If we remember that,
then we just might remember that some bishop somewhere
put hands on our heads saying,
“Strengthen O Lord your servant with your Holy Spirit.
Empower her for your service and sustain her
all the days of her life.”
Don’t just get her by in her secular life project,
but “empower her for your service.”
The next thing God said after teaching Israel
not to be afraid was this:
 “It is too light a thing that you should raise up
         the children of Israel . . . .
         I will give you as a light to the nations
         that my salvation may reach to the end of the earth.”

God called Israel to live by faith instead of fear
         so they could teach the nations to live
by faith instead of fear.

“The nations” then would have been the Persian
         and Egyptian empires.
God called Israel to convert the empires
and change the world.
“I will give you as a light.” It was an echo.
In the beginning, when darkness was all around,
God’s first words were, “Let there be light.”
In 539 BC, God looked at a world darkened by fear,
         and said, “Let there by light.
         Isaiah, listen up, that would be you.
         You are the light.”

500 years later, on a mountain in Galilee,
Jesus told his disciples,
         “You are the light of the world.”
You are the ones to take faith into the world,
         setting all the captives free from the fear
                  that binds them.

 A year later, the risen Lord met his disciples
on a Galilean mountain, maybe the same one.
Jesus said, “Go. Make disciples of all nations . . . .
         teaching them to obey all the commandments
                  I have given you.”
Do you know what commandment
he gave more than any other?
“Do not be afraid.”

“Go to all nations.”
In those days that would have been the Roman Empire.
Go. Convert the Roman Empire.
It took 300 years, but they did it.

 Can you hear God speaking light into the darkness
of today’s fear-crippled world?
Do you know who God has commissioned
         to bear that light into the world?
As Nathan said to David, “that would be you.”
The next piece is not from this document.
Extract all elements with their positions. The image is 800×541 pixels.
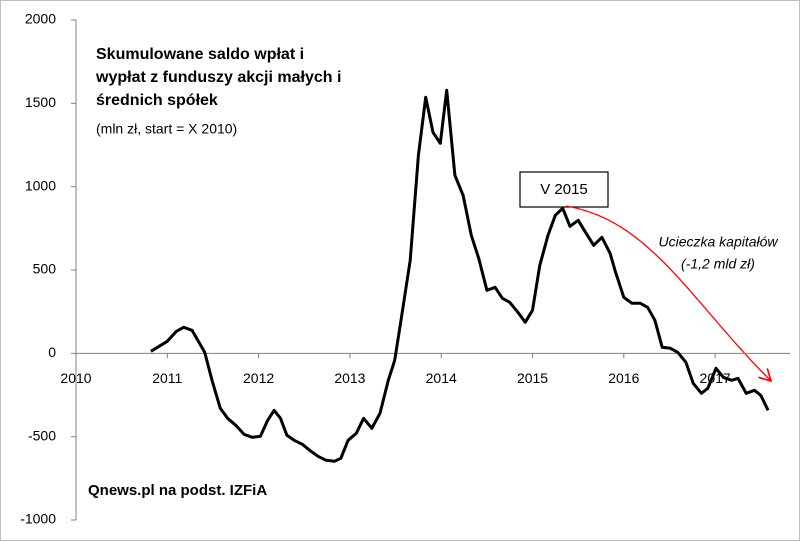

But who are the nations today?
Who out there is living by fear instead of faith?
We won’t have to look far.
They are all around us.
Our friends and neighbors are huddled in darkness.
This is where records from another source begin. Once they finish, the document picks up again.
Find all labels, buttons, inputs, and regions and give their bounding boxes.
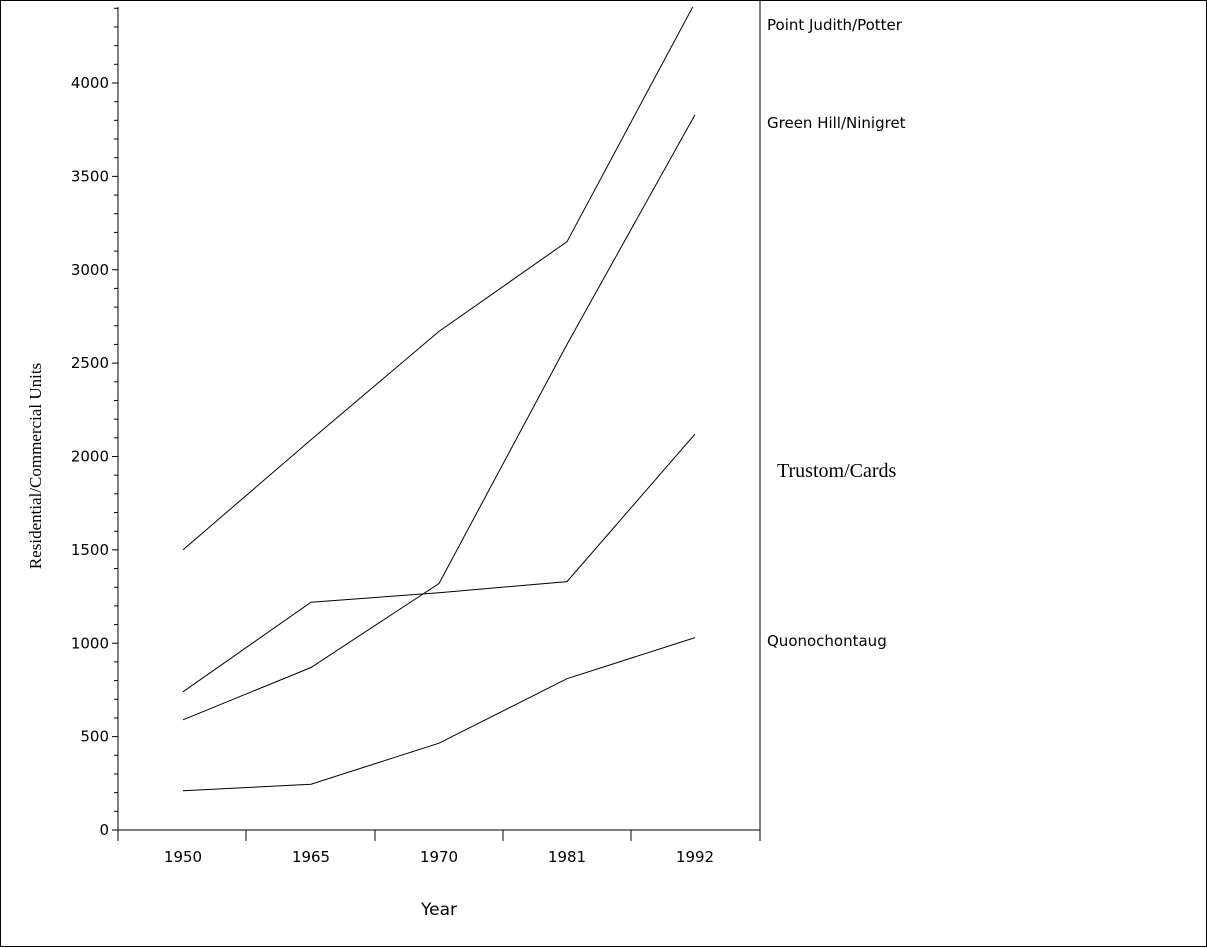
y-tick-label: 3000 bbox=[71, 261, 109, 279]
x-tick-label: 1981 bbox=[548, 848, 586, 866]
series-line-4 bbox=[183, 638, 695, 791]
series-label-2: Green Hill/Ninigret bbox=[767, 114, 906, 132]
y-tick-label: 2000 bbox=[71, 448, 109, 466]
series-line-2 bbox=[183, 115, 695, 720]
y-tick-label: 0 bbox=[99, 821, 109, 839]
series-labels: Point Judith/Potter Green Hill/Ninigret Tr… bbox=[767, 16, 906, 650]
y-tick-label: 1500 bbox=[71, 541, 109, 559]
x-tick-label: 1965 bbox=[292, 848, 330, 866]
x-tick-label: 1970 bbox=[420, 848, 458, 866]
y-axis: 0 500 1000 1500 2000 2500 3000 3500 4000 bbox=[71, 7, 118, 839]
series-line-3 bbox=[183, 434, 695, 692]
series-line-1 bbox=[183, 3, 695, 550]
series-lines bbox=[183, 3, 695, 791]
y-tick-label: 1000 bbox=[71, 634, 109, 652]
y-tick-label: 500 bbox=[80, 728, 109, 746]
x-tick-label: 1992 bbox=[676, 848, 714, 866]
series-label-4: Quonochontaug bbox=[767, 632, 887, 650]
y-tick-label: 3500 bbox=[71, 167, 109, 185]
y-axis-title: Residential/Commercial Units bbox=[26, 363, 45, 569]
series-label-1: Point Judith/Potter bbox=[767, 16, 903, 34]
x-axis-title: Year bbox=[420, 900, 457, 920]
x-axis: 1950 1965 1970 1981 1992 bbox=[118, 1, 760, 866]
y-tick-label: 2500 bbox=[71, 354, 109, 372]
series-label-3: Trustom/Cards bbox=[777, 460, 897, 482]
y-tick-label: 4000 bbox=[71, 74, 109, 92]
x-tick-label: 1950 bbox=[164, 848, 202, 866]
A few years back, the mystery novelist
         Nevada Barr was out walking in the snow and darkness
         one night in a small town on the Western Slope in Colorado.
Her husband had dumped her. She was out of work,
         and was drinking too much.
Nevada Barr was afraid her life was irredeemably wrecked.
It was a bad night.
But she saw the light on in a little Episcopal Church.
She was an atheist but she tried the door anyway.
To her surprise it opened.

A few older ladies were inside singing along
with a recording of Taize chants.
She tried to get away but they nabbed her.
She’s a good Episcopalian today.
But more importantly, she’s alive, creative,
         and in the game.
The church ladies were there encouraging each other.
Then they encouraged her too.

So brothers and sisters, encourage one another.
Turn on the light at your Church on a weeknight.
Be there and when someone drops in,
         offer them a place at the hearth.